THE PERSONS OF THE PLAY
Sir John Pontefract
Lord Alfred Rufford
Mr. Kelvil, M.P.
The Ven. Archdeacon Daubeny, D.D.
Lady Caroline Pontefract
Miss Hester Worsley
THE SCENES OF THE PLAY
ACT I. The Terrace at Hunstanton Chase.
ACT II. The Drawing-room at Hunstanton Chase.
ACT III. The Hall at Hunstanton Chase.
ACT IV. Sitting-room in Mrs. Arbuthnot's House at Wrockley.
TIME: The Present (1893)
PLACE: The Shires.
The action of the play takes place within twenty-four hours.
Lawn in front of the terrace at Hunstanton.
[SIR JOHN and LADY CAROLINE PONTEFRACT, MISS WORSLEY, on chairs under large yew tree.]
LADY CAROLINE. I believe this is the first English country house you have stayed at, Miss Worsley?
HESTER. Yes, Lady Caroline.
LADY CAROLINE. You have no country houses, I am told, in America?
HESTER. We have not many.
LADY CAROLINE. Have you any country? What we should call country?
HESTER. [Smiling.] We have the largest country in the world, Lady Caroline. They used to tell us at school that some of our states are as big as France and England put together.
LADY CAROLINE. Ah! you must find it very draughty, I should fancy. [To SIR JOHN.] John, you should have your muffler. What is the use of my always knitting mufflers for you if you won't wear them?
SIR JOHN. I am quite warm, Caroline, I assure you.

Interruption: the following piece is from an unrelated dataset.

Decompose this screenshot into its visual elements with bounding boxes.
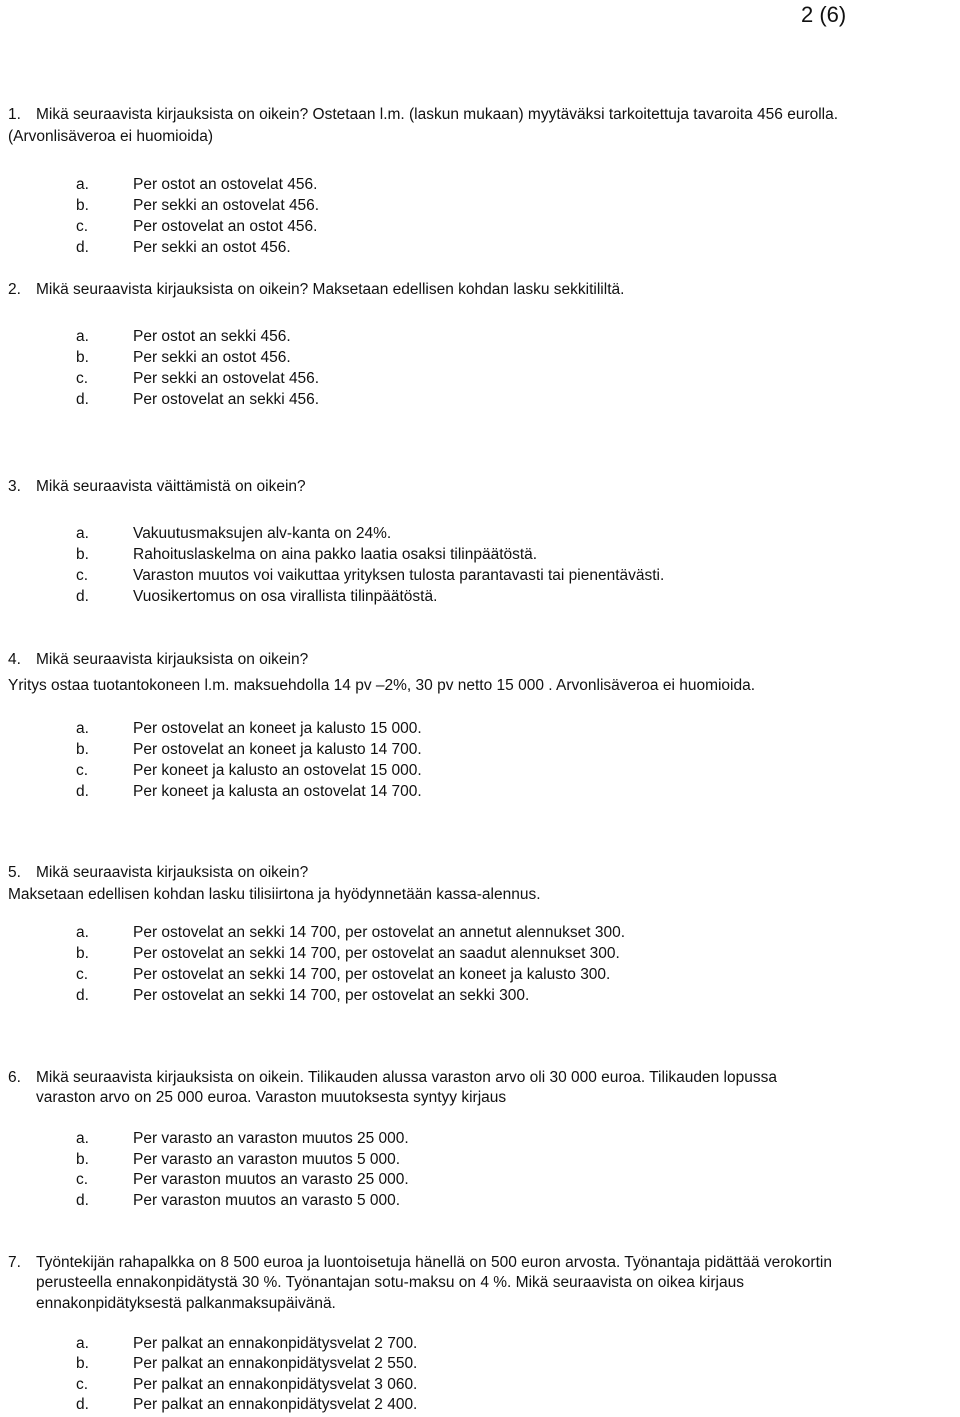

LADY CAROLINE. I think not, John. Well, you couldn't come to a more charming place than this, Miss Worsley, though the house is excessively damp, quite unpardonably damp, and dear Lady Hunstanton is sometimes a little lax about the people she asks down here. [To SIR JOHN.] Jane mixes too much. Lord Illingworth, of course, is a man of high distinction. It is a privilege to meet him. And that member of Parliament, Mr. Kettle -
SIR JOHN. Kelvil, my love, Kelvil.
LADY CAROLINE. He must be quite respectable. One has never heard his name before in the whole course of one's life, which speaks volumes for a man, nowadays. But Mrs. Allonby is hardly a very suitable person.
HESTER. I dislike Mrs. Allonby. I dislike her more than I can say.
LADY CAROLINE. I am not sure, Miss Worsley, that foreigners like yourself should cultivate likes or dislikes about the people they are invited to meet. Mrs. Allonby is very well born. She is a niece of Lord Brancaster's. It is said, of course, that she ran away twice before she was married. But you know how unfair people often are. I myself don't believe she ran away more than once.
HESTER. Mr. Arbuthnot is very charming.
LADY CAROLINE. Ah, yes! the young man who has a post in a bank.